Three years ago one of the Associate Fellows, Kevin Read, now the Knowledge Management Librarian at NYU Health Sciences Library, took on the task of building a web portal to NIH data-sharing repositories and data-sharing policies. He followed that with a second project that involved estimating the number and type of datasets generated annually by NIH-funded research, work that led to presentations and a publication in PLoS One. Two years later two of the Associate Fellows worked on data science projects. Ariel Deardorff, now the Assessment and Data Librarian at UCSF, tackled a project on data visualization, while Erin Foster, currently the Data Services Librarian at Indiana University School of Medicine, dove into a project on common data elements.
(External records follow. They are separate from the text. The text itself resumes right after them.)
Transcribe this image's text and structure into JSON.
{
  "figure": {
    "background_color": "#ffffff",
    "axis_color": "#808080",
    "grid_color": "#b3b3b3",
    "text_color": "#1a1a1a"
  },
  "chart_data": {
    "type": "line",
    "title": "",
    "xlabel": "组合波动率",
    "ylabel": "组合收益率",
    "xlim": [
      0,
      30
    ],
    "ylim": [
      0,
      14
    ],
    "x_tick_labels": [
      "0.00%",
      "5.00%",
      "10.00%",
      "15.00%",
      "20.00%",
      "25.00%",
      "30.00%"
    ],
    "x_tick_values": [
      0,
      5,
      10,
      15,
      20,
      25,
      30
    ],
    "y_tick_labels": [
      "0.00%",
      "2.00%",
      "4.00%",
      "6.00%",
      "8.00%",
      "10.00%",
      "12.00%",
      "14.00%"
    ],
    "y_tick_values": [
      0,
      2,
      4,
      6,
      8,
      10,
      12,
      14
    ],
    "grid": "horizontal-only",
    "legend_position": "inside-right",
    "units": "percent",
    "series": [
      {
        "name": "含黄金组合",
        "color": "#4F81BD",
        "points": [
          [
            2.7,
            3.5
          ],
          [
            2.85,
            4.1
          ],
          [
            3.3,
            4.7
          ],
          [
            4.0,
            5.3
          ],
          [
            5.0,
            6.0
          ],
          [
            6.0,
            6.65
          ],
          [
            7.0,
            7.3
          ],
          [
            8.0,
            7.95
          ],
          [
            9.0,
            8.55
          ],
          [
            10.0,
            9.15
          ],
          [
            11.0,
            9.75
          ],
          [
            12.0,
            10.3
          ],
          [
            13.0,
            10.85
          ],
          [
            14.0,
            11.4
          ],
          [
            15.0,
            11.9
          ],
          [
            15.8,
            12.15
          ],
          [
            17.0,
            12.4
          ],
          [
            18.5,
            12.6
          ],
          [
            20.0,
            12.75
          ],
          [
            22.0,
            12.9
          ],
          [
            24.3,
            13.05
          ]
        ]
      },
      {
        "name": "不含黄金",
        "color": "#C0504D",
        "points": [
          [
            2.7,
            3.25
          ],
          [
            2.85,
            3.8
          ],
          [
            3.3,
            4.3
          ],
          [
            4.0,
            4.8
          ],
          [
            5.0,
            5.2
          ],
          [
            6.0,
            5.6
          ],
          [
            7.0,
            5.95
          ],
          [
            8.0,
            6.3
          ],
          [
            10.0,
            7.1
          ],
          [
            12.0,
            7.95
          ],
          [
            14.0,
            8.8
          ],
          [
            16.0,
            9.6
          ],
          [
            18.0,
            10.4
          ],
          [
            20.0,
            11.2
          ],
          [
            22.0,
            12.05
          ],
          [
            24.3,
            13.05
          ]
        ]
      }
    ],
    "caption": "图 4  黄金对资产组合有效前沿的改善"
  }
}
Since then, Erin and Ariel have co-founded a Data Interest Group within the Medical Library Association, bringing together other talented librarians in data science to advance the field and make a difference.

What will this year’s Associate Fellows accomplish? How will they impact the health information environment?

Six months ago I introduced them at various welcome events at NLM; six months from now I will watch them present the results of their work to NLM staff. There is something about the alchemy of smart people—both staff and Associate Fellows—and mentoring, high expectations, and support that yields accomplishments that often move NLM, information science, and library science forward.

To many people that can appear a magical process of transformation or creation, but for those in the know it’s simply what librarians do. As NLM Deputy Director Betsy Humphreys wisely observed when asked about the future of librarians in our ever-shifting information landscape, “Librarians are problem-solvers. And one thing you wouldn’t do is get rid of the problem-solvers.”

It seems a quasi-tradition of this blog to ask a question of its readers. So I ask you now, what are the problems NLM should solve? To what tasks should we apply our unique alchemy of smarts, hard work, and high expectations?

Your answers might give current and future Associate Fellows, librarians, and library leaders the opportunity to work their magic and improve the information ecology in libraries, healthcare, science, and technology.